I never had the opportunity to sail on Sitmar as they were bought out before I took my first cruise (on Sky Princess in 1991). Can anyone tell me what it was like and what line it is most comparable to today?
I never cruised with Stimar, but several of their vessels still belong to Princess Cruises or sister P&O lines. Here's at least part of the list:
>> TSS Fair Princess (formerly Sitmar's TSS Fairsea) -- now operates for the Australian P&O Holidays division; rumored to be either slated for either sale or transfer to a new unit based in New Zealand
>> TSS Sky Princess (formerly Sitmar's TSS Fairsky) -- about to transfer to the Australian P&O Holidays division as TSS Pacific Sky
>> MV Arcadia (formerly MV Star Princess, on order as MV Fair Majesty at time of the acquisition) -- now operates for the British P&O Cruises division
>> MV Regal Princess and MV Crown Princess (both on order for Sitmar Cruises and apparently unnamed at the time of the acquisition) -- still operate for the North American Princess Cruises division
Although undoubtedly superior to the older MV Pacific Princess (which probably will leave the Princess fleet soon after she fulfills the present Bermuda commitment which extends through the summer of 2002), the former Sitmar vessels have consistently received poorer reviews than even flagship MV Royal Princess. Nonetheless, the Princess Cruises division continues to book passengers from North America on these vessels.
When I sailed Pacific Princess last summer some oof the crew had been with Princess before the Sitmar aquisition. They told me the following, very interesting story.

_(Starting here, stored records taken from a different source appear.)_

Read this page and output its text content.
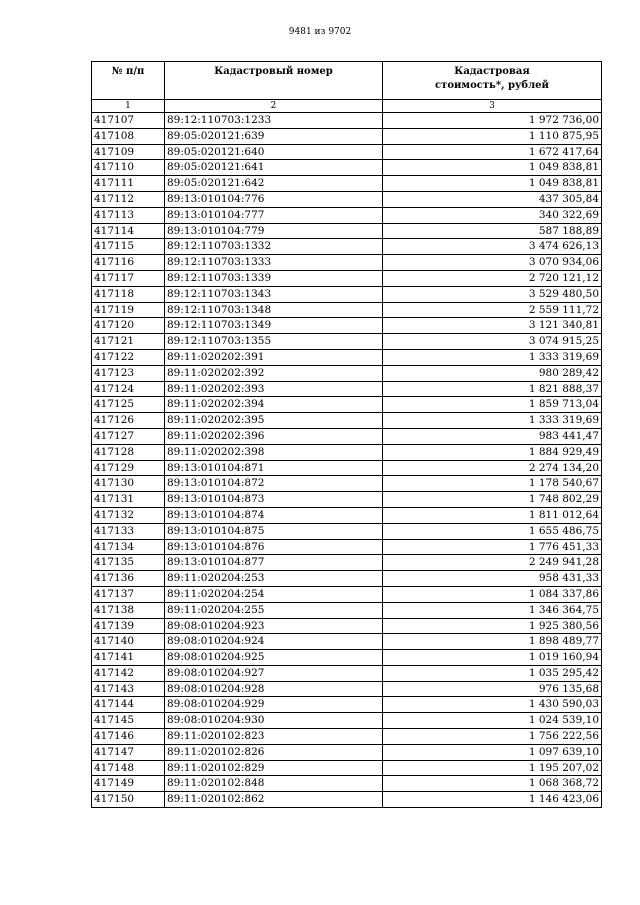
9481 из 9702
№ п/п	Кадастровый номер	Кадастровая стоимость*, рублей
1	2	3
417107	89:12:110703:1233	1 972 736,00
417108	89:05:020121:639	1 110 875,95
417109	89:05:020121:640	1 672 417,64
417110	89:05:020121:641	1 049 838,81
417111	89:05:020121:642	1 049 838,81
417112	89:13:010104:776	437 305,84
417113	89:13:010104:777	340 322,69
417114	89:13:010104:779	587 188,89
417115	89:12:110703:1332	3 474 626,13
417116	89:12:110703:1333	3 070 934,06
417117	89:12:110703:1339	2 720 121,12
417118	89:12:110703:1343	3 529 480,50
417119	89:12:110703:1348	2 559 111,72
417120	89:12:110703:1349	3 121 340,81
417121	89:12:110703:1355	3 074 915,25
417122	89:11:020202:391	1 333 319,69
417123	89:11:020202:392	980 289,42
417124	89:11:020202:393	1 821 888,37
417125	89:11:020202:394	1 859 713,04
417126	89:11:020202:395	1 333 319,69
417127	89:11:020202:396	983 441,47
417128	89:11:020202:398	1 884 929,49
417129	89:13:010104:871	2 274 134,20
417130	89:13:010104:872	1 178 540,67
417131	89:13:010104:873	1 748 802,29
417132	89:13:010104:874	1 811 012,64
417133	89:13:010104:875	1 655 486,75
417134	89:13:010104:876	1 776 451,33
417135	89:13:010104:877	2 249 941,28
417136	89:11:020204:253	958 431,33
417137	89:11:020204:254	1 084 337,86
417138	89:11:020204:255	1 346 364,75
417139	89:08:010204:923	1 925 380,56
417140	89:08:010204:924	1 898 489,77
417141	89:08:010204:925	1 019 160,94
417142	89:08:010204:927	1 035 295,42
417143	89:08:010204:928	976 135,68
417144	89:08:010204:929	1 430 590,03
417145	89:08:010204:930	1 024 539,10
417146	89:11:020102:823	1 756 222,56
417147	89:11:020102:826	1 097 639,10
417148	89:11:020102:829	1 195 207,02
417149	89:11:020102:848	1 068 368,72
417150	89:11:020102:862	1 146 423,06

Sitmar was put up for sale because it was unionized and the pay scale was killing the line. Princess is not unionized. At the time of sale, the Sitmar officers tried to kill the deal by making passengers' cruise experience as uncomfortable as possible. They were not happy with the thought of becoming non unionized. I was on Sky Princess that summer and must say, they succeeded. It was the unhappiest crew I've ever sailed with. The British girls who were on the ship were covered with black and blue marks from being pinched, a very nasty Italian male habit which my daughter tells me no longer exists. Food was awful and was received ice cold. I never saw a smile from a cabin steward, bar waiter or dining room waiter. Restaurant owners in Alaska were ecstatic because when Sky Princess was in their town passengers poured off the ship to eat. One day we were on an elevator when it stopped. A lady in a walker approached the elevator. Just before she stepped in, one of the three former Sitmar officers in the elevator closed the door in her face. Then all three of them started to laugh. It chilled my blood. I posted this on the old AOL boards long before cruisemates existed. One of the board monitors told me that on the same ship the same year just before a Panama Canal cruise, the engineering officers leaving the ship had engineered a list in the ship that was unfixable until the ship was dry docked. The departing deck officers had stolen every copy of the Panama Canal charts. The captain was forced to go to a Holland America ship nearby to obtain copies of it. I stayed away from Princess for 12 years as a result of this cruise, formerly and again one of my favorite cruiseline. The Princess employee figured it took about 5 years for Princess to recover from the purchase of Sitmar. I never had a chance to sail it and in retrospect am glad I never did.
We still haven't completely recovered. We still have two ships of Sitmar design -- MV Crown Princess and MV Regal Princess -- in the Princess fleet, both of which score noticeably lower than even our own MV Royal Princess in published reviews. As a P&O shareholder, I can only say that 2002 (when MV Pacific Princess will complete her Bermuda commitment and MV Crown Princess will transfer out of the Princess fleet) won't come quickly enough.